[ For more information on the Eideticker software I’m referring to, see this entry ]
tl;dr: You can now run the standard eideticker benchmarks easily on any Android phone without any kind of specialized hardware.
So Eideticker is pretty great at comparing relative performance between different browsers and generally measuring things in an absolutely neutral way. Unfortunately it’s a bit of a pain to use it at the moment to catch regressions: the software still has a few bugs and encoding/decoding/analyzing the capture still takes a great deal of time. Not to mention the fact that it currently requires specialized hardware (though that will soon be less of a concern at least inside MoCo, where we have a bunch of Eideticker boxes on order for the Toronto and Mountain View offices).

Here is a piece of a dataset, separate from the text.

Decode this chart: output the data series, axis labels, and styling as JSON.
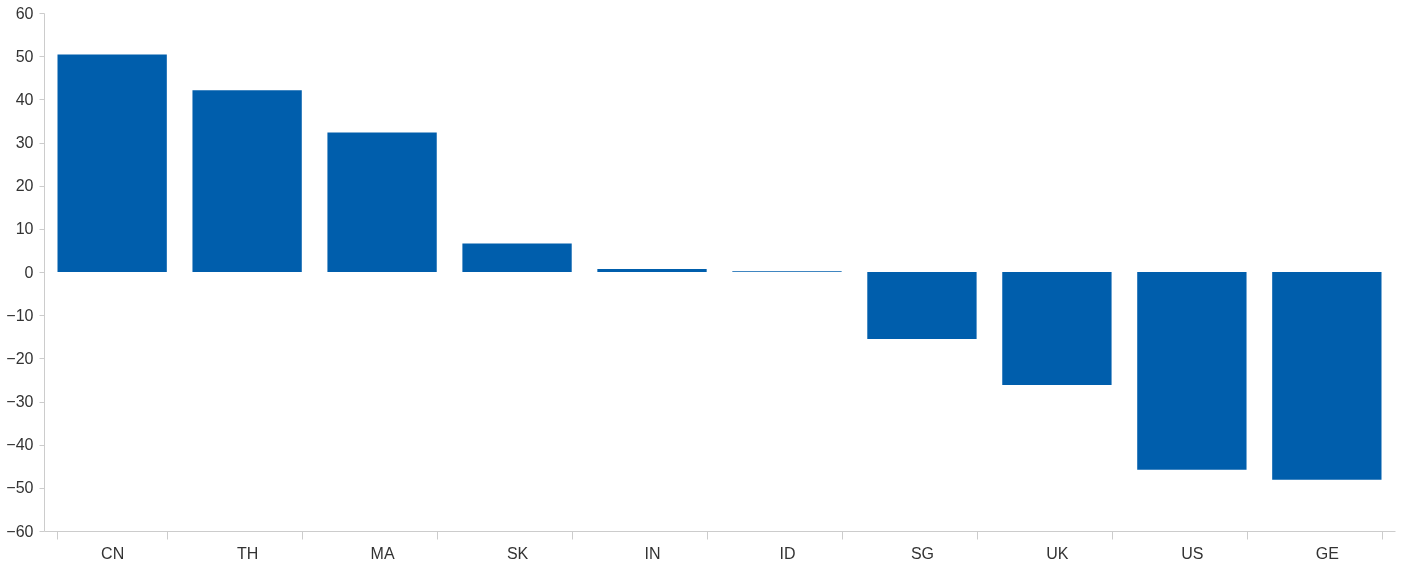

A few months ago, Chris Lord wrote up some great code to internally measure the amount of checkerboarding going on in Fennec. I’ve thought for a while that it would be a neat idea to hook this up to the Eideticker harness, and today I finally did so. After installing Eideticker, you can now run the benchmark on any machine against an arbitrary fennec build just by typing this from the eideticker root directory:
adb shell setprop log.tag.GeckoLayerRendererProf DEBUG ./bin/get-metric-for-build.py --no-capture --get-internal-checkerboard-stats --num-runs 3 nightly.apk src/tests/scrolling/taskjs.org/index.html
In return, you’ll get some nice clean results like this:
=== Internal Checkerboard Stats (sum of percents, not percentage) === [167.34348, 171.871015, 175.3420296]
Just to be sure that the results were comparable, I did a quick set of runs on the Eideticker machine in Mountain View with both internal checkerboard statistics gathering and HDMI capturing enabled.
|Stats file||HDMI capturing|
While the results aren’t identical (we measure number of frames differently inside Fennec than we do with Eideticker, for one thing), they do seem roughly correlated. So go forth, benchmark and tweak!
P.S. If you’ve been following mobile automation, you might be asking why I don’t just suggest running Talos and Robocop on your workstation. Can’t they do the same sorts of things? The short answer is that yes, they can, but unfortunately they’re much more involved to set up and use at the moment. Arguably they shouldn’t be, and this is something we (Mozilla tools & automation) need to work on. We’ll get there eventually (and help would be welcome!). For now, hacks like this should help with getting out the first release of Fennec by providing a fast, easy to use tool for bisection and analysis.